Monday, August 25, 2008

The Hoover Dam

Our original plan was to visit the Hoover Dam, then drive to the Grand Canyon. Let me tell you, that's ambitious for any family. But for this family, it took a good 3 hours to get everyone up, showered, fed, and loaded in to the car. Then we still had to program the Garmin, decide to ignore the Garmin, read the mapquest directions, decide to ignore the mapquest directions, and finally create our own version of "how to get to the Hoover Dam" which got us there around 11:00. Not quite the speedy start we needed to keep driving to the largest hole in the world. So here is everything we accomplished on Monday:
In case you get super-drunk in Vegas and just start driving around. This will help orient you again.


Yeah...Troy and I stayed far away from the edges. Vertigo!


The back side of the Dam (where the water goes through the turbine things and converts in to energy - enough to power all of those lights in Vegas!)


This is the other side where the water shoots out and helps crops grow...or something.


Those concrete towers in the upper left corner are the makings of a HIGHWAY that will soon connect one side of the Hoover Dam to the other. Yeah...good luck getting people to drive over that!!


Ryan is checking out the construction.


Then they took us to the basement to see Megatron.


Now they're explaining how to save the world if the Dam is ever attacked by Transformers, again.

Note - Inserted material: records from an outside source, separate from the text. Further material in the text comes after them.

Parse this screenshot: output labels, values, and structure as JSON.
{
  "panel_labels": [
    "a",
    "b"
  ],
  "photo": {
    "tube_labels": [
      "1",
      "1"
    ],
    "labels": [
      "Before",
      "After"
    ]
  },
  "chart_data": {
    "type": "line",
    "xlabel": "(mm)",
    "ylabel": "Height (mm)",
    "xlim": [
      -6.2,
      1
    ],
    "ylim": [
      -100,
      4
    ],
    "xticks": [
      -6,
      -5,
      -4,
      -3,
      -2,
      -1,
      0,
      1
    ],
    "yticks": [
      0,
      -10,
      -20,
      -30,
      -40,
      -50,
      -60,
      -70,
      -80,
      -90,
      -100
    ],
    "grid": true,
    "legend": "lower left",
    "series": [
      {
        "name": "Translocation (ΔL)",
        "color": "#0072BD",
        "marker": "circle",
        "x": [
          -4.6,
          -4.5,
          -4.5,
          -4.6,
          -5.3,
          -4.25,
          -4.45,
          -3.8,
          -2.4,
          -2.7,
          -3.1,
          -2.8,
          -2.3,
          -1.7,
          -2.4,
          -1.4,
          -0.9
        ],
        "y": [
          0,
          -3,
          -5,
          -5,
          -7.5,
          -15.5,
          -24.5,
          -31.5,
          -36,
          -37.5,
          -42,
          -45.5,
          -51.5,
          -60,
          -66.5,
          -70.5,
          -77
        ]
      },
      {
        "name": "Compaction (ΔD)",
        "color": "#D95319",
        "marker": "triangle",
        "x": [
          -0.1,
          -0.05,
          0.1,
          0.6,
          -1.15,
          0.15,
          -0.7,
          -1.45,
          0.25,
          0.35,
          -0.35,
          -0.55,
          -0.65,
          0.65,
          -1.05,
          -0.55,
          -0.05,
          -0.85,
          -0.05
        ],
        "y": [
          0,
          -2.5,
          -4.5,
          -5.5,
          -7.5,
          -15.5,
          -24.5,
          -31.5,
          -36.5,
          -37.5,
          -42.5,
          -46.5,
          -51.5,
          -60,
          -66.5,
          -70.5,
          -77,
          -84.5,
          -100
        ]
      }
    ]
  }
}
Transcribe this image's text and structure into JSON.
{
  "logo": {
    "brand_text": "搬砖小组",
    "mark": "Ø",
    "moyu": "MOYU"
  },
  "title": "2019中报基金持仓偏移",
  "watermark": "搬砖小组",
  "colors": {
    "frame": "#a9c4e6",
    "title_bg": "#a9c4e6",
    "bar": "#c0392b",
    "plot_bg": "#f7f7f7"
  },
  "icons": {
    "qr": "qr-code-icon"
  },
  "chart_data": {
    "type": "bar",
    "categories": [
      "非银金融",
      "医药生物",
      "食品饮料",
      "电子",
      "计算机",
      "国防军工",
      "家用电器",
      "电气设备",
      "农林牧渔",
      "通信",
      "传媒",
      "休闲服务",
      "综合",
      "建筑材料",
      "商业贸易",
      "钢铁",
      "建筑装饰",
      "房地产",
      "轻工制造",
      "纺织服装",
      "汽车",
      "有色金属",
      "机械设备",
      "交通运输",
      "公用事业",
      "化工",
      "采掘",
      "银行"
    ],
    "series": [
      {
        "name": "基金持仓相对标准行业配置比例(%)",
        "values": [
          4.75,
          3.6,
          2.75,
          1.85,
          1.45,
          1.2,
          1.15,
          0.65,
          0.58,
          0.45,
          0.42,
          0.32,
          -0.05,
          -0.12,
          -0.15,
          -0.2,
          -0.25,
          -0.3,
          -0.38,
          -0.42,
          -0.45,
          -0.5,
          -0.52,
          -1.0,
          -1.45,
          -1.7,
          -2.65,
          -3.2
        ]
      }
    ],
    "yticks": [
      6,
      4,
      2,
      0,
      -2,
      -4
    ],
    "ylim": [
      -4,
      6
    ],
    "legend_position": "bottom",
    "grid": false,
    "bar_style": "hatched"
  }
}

He's not pointing to it in this picture, but we're standing in one of the four diversion tunnels they blasted out of the mountain to re-direct the water. (which made sense. I mean, you can't just build a dam with thousands of pounds of water rushing at you. The water has to go somewhere. But it all made sense after they showed us the "how to build a giant dam without any beavers" video.)


These are the turbines that churn the water and convert it to energy. I'm pretty sure I remember him saying they're really heavy and they rarely break. Then I tuned him out and started looking at the marble floor. I was also really sick this day. I had a sore throat that felt like razor blades every time I talked. So I didn't talk. Or listen...apparently.

This is Troy and about half of our Dam tour group. (those jokes never got old, by the way)


This is the "Hercules Powder" they used to blast the diversion tunnels.


This is my own "Hercules" trying to convert his man-power in to electricity.


Yup...Dam jokes are never NOT funny.